Lo entendemos, decía, como algo
natural. De lo contrario, no se explica que en cada periodo electoral, o fin de
semana, agitemos banderitas con los colores del partido político en palacios de
congresos, plazas de toros, estadios de fútbol u otros saraos varios, palmeando
mensajes incoherentes. Ni que sigamos votando unas listas donde siempre
aparecen los mismos nombres, pléyade intangible. Ni que, por ejemplo, en
Andalucía y Comunidad Valenciana sigan gobernando idénticas siglas, o personas.
Nos merecemos lo que tenemos, creo.
Por imbéciles y sumisos. Por disciplinados. Ciertamente, en los últimos tiempos
se ha percibido un cambio. Una reacción concebida como deber ciudadano. No
basta. Ante ello, conviene mencionar a otro tipo de disciplinados. Valdría su
extrapolación a las Asambleas Legislativas de las Comunidades Autónomas, pero
quiero fijarme en el Congreso de los Diputados.
Asiduamente, a través de la prensa y
la televisión, perpetuos testigos de aconteceres, recibimos imágenes de un
Congreso vacío, o donde sus señorías se pueden contar con los dedos de las
manos, y sobran, pese a cobrar su sueldo íntegro. Para ver todos los escaños
ocupados, tenemos que aguardar citas mediáticas, tipo control al Gobierno o votación
de leyes con gran repercusión. En los demás casos, ni están ni se les espera.
La duda en torno a la utilidad de tan gran número de miembros en una
institución en la cual la mayor parte de sus actividades se suple con unos
pocos puede rondar la cabeza nacional, la de los ciudadanos lúcidos, o que
empiezan a serlo.
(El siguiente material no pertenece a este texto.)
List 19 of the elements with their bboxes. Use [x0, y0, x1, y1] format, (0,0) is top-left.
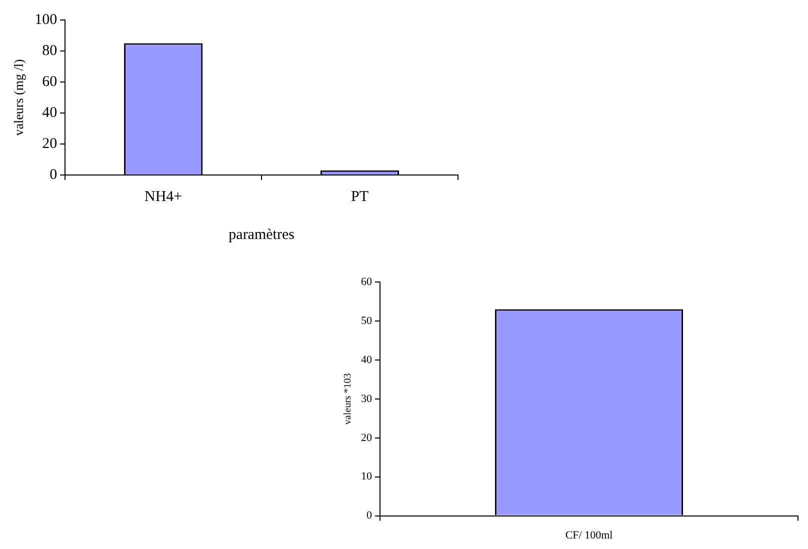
y-tick-label: 0	[366, 510, 372, 522]
x-axis-title: paramètres	[228, 226, 295, 243]
y-axis-title: valeurs *103	[342, 373, 354, 425]
y-tick-label: 40	[42, 104, 58, 121]
y-tick-label: 60	[361, 276, 372, 288]
y-tick-label: 30	[361, 392, 372, 405]
y-tick-label: 100	[34, 12, 58, 28]
y-tick-label: 0	[50, 166, 58, 183]
x-tick-label: CF/ 100ml	[565, 529, 613, 542]
x-tick-label: PT	[351, 188, 369, 205]
y-tick-label: 20	[361, 432, 372, 444]
y-tick-label: 80	[42, 42, 58, 59]
y-tick-label: 50	[361, 314, 372, 327]
y-axis-title: valeurs (mg /l)	[11, 59, 26, 136]
y-tick-label: 60	[42, 74, 58, 90]
x-tick-label: NH4+	[144, 188, 182, 205]
y-tick-label: 10	[361, 470, 372, 483]
y-tick-label: 40	[361, 354, 372, 366]
y-tick-label: 20	[42, 136, 58, 152]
Y en mí se acrecienta cuando pienso en la llamada «disciplina
de partido».
Nuestra Constitución dispone en su
artículo 79.3: «El voto de Senadores y Diputados es personal e indelegable».
Esto es, cada senador o diputado ha de emitir su voto por sí mismo, y
únicamente el suyo. No está permitido delegar el ejercicio en otro
integrante —o un tercero ajeno—, ni que
éste lo ejerza motu proprio. La cuestión al efecto es que «personal e
indelegable» no son términos como «individual» o, sobre todo, «independiente».
Una laguna aprovechada por los partidos y sus correspondientes grupos
parlamentarios para imponer a sus componentes la obligación de votar acorde con
la orientación marcada por una cúpula generalmente incluida en la composición.
No se vota de acuerdo con los principios o decisiones de cada cual, ni de
acuerdo con los intereses de los electores a quienes representa, aquellos que
mayoritariamente lo han elegido. Nada. Es un voto ordenado por la dirección del
partido. Es la disciplina. Incumplirla implica la desconfianza, la destitución,
la defenestración por la osadía, salvo autorización previa de libertad en la
emisión del voto.
La disciplina de partido es un
contrato por el que un partido, excusándose en la representación democrática
del pueblo soberano, incorpora a un sujeto a una lista con posibilidad de
trabajar durante cuatro años, financiando los gastos de difusión y campaña. A
cambio, el referido sujeto se compromete a acatar las directrices establecidas
por el partido, favorecer sus pretensiones, defender sus propensiones y
consumar la línea de voto parlamentario, prestando —parafraseando la histórica
Real Ordenanza— ciega y universal obediencia a sus respectivos superiores.
Se denomina «democracia de partidos», el sistema político
configurado en nuestro país. Los partidos —pluralismo político, al cabo—
aglutinan el control de los poderes del Estado, formalizando los mandatos de
sus dirigentes. Un panorama donde no son necesarios trescientos cincuenta
figurantes en el papel de diputados. Uno por provincia y ciudad autónoma parece
suficiente. Y nos ahorraríamos una pasta. Ojo al detalle.
lucenadigital.com, 1 de julio de 2012.